Er schaut währenddessen schon auf die Karte, in welche Richtung es gehen wird, um Knyx schnellstmöglich zu erreichen.
Im Dorf hat Lurra die beiden mit traditioneller Kleidung ausgestattet. Misa versteckt mit einem Tuch zum Teil die Haare und trägt ein dünnes Gewand, das bis zu ihren Knöcheln reicht. Ean trägt einen Mantel aus dünnem Stoff. Eine leichte breite Stoffhose und ein breites Oberteil darüber. Das Einzige, das verrät, dass Misa nicht von hier ist, ist ihre viel zu helle Haut. Auch nach einem Monat in Uminya ist ihre Haut noch kreidebleich. Hingegen ist Lurras und Eans Haut, schön braun gebräunt, wie von der Sonne geküsst. Während Lurras Haut in einem wunderschönen goldbraunen Ton in der Sonne scheint, hat Eans Haut einen helleren braunen Unterton.

Als die drei sich ein Lager aufschlagen, ist der Abend bereits angebrochen. Sie haben einen sehr langen Marsch hinter sich gebracht, ohne Pferde oder jegliche Hilfe, und sind noch drei Tagesmärsche von Knyx entfernt. Im schlimmsten Fall können es noch fünf Tage werden, sollten die Wege in den Bergen blockiert sein. Leider gibt es auf dem gesamten Weg keinen Fluss, den man entlang schwimmen könnte.
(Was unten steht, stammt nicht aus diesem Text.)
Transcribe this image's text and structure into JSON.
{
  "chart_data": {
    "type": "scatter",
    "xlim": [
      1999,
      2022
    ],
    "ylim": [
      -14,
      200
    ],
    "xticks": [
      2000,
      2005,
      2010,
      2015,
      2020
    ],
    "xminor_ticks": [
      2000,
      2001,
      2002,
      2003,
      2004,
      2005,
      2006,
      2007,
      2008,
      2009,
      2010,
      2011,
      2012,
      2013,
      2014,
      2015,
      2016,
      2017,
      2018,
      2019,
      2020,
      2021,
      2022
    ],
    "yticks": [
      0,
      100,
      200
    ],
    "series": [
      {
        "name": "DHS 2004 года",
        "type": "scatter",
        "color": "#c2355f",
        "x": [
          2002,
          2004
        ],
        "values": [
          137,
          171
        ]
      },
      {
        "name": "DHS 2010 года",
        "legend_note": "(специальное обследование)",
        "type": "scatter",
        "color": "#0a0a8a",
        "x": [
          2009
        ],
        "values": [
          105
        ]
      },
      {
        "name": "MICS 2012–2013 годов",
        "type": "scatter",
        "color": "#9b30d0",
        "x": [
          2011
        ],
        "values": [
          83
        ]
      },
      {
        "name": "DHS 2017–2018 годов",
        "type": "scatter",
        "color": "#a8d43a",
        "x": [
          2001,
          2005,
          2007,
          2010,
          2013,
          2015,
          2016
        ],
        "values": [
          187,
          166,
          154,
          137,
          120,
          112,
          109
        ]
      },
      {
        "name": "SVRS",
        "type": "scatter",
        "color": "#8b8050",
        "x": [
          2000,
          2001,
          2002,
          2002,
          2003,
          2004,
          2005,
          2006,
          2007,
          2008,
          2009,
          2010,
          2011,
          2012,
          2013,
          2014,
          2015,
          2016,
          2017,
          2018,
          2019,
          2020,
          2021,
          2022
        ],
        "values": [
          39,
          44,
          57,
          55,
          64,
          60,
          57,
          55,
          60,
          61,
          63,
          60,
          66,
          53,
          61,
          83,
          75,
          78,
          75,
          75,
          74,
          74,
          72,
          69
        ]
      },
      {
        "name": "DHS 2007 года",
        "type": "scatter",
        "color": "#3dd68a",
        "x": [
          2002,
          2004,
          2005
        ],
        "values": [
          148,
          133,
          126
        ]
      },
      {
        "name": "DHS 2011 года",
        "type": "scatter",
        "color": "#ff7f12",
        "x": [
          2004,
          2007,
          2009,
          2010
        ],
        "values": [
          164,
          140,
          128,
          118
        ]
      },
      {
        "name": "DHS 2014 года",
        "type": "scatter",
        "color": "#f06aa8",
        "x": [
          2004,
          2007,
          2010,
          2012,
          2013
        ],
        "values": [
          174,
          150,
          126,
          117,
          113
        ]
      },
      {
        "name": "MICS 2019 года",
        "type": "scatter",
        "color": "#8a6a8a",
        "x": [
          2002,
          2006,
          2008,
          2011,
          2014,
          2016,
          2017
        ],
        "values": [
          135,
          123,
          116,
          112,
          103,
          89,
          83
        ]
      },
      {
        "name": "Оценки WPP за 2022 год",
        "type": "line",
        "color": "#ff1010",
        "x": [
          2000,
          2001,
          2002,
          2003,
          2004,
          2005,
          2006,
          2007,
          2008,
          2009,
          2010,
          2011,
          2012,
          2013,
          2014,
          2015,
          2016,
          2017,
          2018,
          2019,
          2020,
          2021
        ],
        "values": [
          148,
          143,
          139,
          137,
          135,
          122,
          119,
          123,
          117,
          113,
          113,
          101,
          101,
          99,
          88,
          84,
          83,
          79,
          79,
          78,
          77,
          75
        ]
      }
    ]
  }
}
Dies ärgert besonders Lurra, die hofft, dass der Aufenthalt in Knyx so schnell wie möglich vorbei sein wird.

Die drei machen sich ein Lagerfeuer und braten das an, was sie mithaben. Während Ean sich ein Stück Fleisch anbrät, sieht Lurra bloß entsetzt zu.
Auch Misa verzichtet ihr zuliebe heute mal auf das Fleisch, stattdessen schält sie Kartoffeln und schneidet das Gemüse klein.
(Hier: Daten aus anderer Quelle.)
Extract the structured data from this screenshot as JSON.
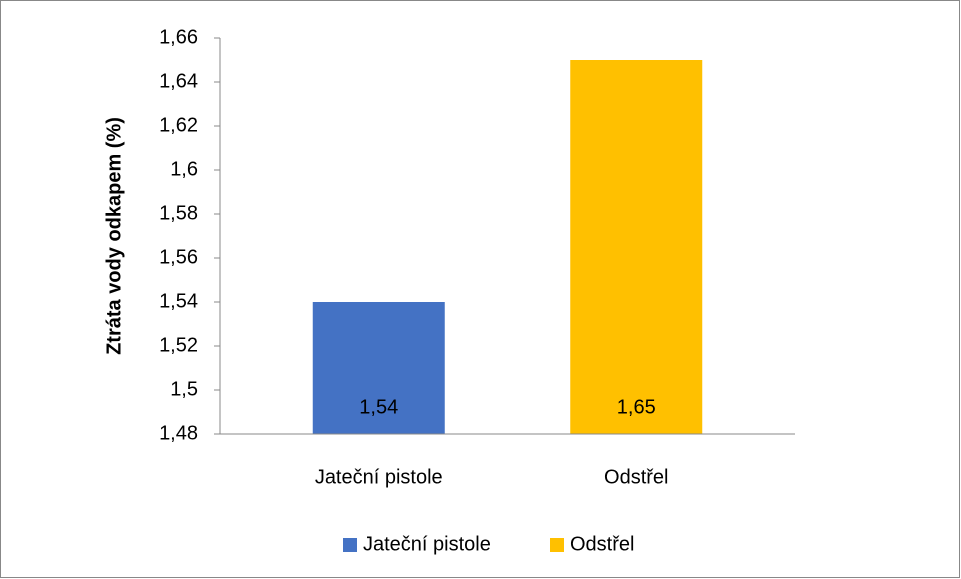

„Ean, kannst du mir erklären, was in Esmeraya los ist? Ich würde gerne die momentane Situation der Nationen verstehen?", fragt Lurra Ean, der gerade seinen Mund voll hat. Er nickt und schluckt erstmal runter, was er noch im Mund hat.
„Mein Vater versucht, näher in die Innenpolitik hineinzukommen. Deswegen war er auch sehr stark dafür, dass ich die Prinzessin heirate. Mit der ganzen Veränderung, die er in der Feuernation anstrebt, erhofft er sich, dem Regime näherzukommen. Er setzt sich für die Dinge ein, die König Ryuu Lewenstein sehen will und ist dadurch auch einer seiner vertrautesten geworden", erklärt er ihr. Sie hört ihm aufmerksam zu, während Misa schon am Feuer eingeschlafen ist.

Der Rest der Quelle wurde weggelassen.